Similarity search in high‑dimensional vector spaces relies mainly on data‑space partitioning, yet its performance degrades with dimensionality, and quantitative analysis of this dimensional curse is scarce. The study analyzes partitioning and clustering techniques for HDVS similarity search and proposes an approximation‑based organization to accelerate the inevitable sequential scan. We introduce the VA‑file vector approximation scheme, evaluate it against R*-tree and X-tree indices, and describe the experimental setup for these comparisons. Our results show that partitioning methods exhibit linear complexity at high dimensionality and are outperformed by a simple scan beyond about ten dimensions, while the VA‑file scheme outperforms the tree‑based indices in practice.

Abstract

For similarity search in high-dimensional vector spaces (or ‘HDVSs’), researchers have proposed a number of new methods (or adaptations of existing methods) based, in the main, on data-space partitioning. However, the performance of these methods generally degrades as dimensionality increases.

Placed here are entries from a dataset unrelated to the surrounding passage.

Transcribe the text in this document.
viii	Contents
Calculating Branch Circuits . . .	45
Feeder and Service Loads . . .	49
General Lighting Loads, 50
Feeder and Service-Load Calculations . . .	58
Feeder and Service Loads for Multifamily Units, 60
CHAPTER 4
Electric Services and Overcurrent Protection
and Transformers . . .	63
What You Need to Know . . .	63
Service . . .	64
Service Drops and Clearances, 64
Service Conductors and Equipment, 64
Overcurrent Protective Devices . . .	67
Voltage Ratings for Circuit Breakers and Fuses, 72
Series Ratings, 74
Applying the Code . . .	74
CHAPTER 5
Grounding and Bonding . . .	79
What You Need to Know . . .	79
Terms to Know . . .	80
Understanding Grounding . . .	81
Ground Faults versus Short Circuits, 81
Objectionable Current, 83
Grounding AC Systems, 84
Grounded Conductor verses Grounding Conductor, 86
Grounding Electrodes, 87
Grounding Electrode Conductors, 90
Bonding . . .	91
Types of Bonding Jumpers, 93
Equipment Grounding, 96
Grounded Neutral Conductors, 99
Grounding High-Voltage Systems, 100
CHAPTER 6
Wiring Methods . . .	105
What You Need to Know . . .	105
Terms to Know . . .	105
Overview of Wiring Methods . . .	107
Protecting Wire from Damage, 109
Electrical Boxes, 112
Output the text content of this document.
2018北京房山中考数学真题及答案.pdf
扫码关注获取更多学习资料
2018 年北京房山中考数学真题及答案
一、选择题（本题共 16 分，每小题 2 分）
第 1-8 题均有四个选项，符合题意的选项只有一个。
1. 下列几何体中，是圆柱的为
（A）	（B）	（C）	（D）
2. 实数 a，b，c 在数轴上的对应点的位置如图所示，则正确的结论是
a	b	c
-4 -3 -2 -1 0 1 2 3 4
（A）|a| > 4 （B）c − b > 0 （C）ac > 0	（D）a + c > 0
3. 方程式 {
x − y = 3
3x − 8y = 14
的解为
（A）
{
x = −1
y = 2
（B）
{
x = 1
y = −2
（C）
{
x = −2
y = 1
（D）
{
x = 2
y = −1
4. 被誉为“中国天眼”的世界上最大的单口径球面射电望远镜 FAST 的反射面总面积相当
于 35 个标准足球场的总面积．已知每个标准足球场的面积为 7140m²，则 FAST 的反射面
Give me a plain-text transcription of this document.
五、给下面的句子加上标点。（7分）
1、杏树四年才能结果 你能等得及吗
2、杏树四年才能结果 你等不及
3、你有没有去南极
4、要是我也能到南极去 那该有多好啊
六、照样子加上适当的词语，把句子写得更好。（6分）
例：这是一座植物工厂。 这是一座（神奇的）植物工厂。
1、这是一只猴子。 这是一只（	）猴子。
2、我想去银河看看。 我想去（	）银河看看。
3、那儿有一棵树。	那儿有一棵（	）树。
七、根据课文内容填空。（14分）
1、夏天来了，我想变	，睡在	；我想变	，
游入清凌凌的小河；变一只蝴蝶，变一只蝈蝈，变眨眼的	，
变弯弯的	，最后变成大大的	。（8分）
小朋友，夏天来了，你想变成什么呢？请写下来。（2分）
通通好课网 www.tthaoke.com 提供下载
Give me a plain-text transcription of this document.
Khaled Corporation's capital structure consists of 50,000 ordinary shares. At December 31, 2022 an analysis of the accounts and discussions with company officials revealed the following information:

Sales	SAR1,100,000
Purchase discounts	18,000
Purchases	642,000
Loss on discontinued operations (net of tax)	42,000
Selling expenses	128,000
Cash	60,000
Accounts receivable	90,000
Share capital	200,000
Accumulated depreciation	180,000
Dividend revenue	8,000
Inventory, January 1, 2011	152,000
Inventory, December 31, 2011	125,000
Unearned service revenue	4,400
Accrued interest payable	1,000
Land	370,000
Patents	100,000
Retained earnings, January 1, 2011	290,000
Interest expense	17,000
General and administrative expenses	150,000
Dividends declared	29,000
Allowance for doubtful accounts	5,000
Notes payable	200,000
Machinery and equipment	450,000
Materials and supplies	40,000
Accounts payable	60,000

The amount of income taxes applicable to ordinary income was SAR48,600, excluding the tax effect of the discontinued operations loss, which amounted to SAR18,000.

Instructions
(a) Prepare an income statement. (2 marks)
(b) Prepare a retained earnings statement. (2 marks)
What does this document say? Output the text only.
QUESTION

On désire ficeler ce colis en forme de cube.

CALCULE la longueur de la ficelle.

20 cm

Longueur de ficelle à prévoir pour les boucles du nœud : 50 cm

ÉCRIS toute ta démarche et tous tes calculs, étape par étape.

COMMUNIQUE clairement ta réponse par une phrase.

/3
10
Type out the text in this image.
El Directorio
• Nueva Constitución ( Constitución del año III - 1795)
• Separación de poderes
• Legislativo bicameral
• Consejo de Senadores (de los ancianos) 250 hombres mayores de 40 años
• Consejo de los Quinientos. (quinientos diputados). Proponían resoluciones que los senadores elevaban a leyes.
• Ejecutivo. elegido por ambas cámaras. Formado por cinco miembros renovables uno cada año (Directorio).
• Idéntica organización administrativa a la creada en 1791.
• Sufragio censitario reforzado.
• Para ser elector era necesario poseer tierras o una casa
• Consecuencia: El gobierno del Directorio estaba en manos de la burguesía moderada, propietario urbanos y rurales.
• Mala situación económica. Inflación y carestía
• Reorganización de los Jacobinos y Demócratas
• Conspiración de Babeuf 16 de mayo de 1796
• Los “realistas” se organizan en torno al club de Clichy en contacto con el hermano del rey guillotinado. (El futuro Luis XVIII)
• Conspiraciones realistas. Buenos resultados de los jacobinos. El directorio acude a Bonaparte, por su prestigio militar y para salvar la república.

Although this phenomenon-known as the ‘dimensional curse’-is well known, little or no quantitative a.nalysis of the phenomenon is available. In this paper, we provide a detailed analysis of partitioning and clustering techniques for similarity search in HDVSs. We show formally that these methods exhibit linear complexity at high dimensionality, and that existing methods are outperformed on average by a simple sequential scan if the number of dimensions exceeds around 10. Consequently, we come up with an alternative organization based on approximations to make the unavoidable sequential scan as fast as possible. We describe a simple vector approximation scheme, called VA-file, and report on an experimental evaluation of this and of two tree-based index methods (an R*-tree and an X-tree).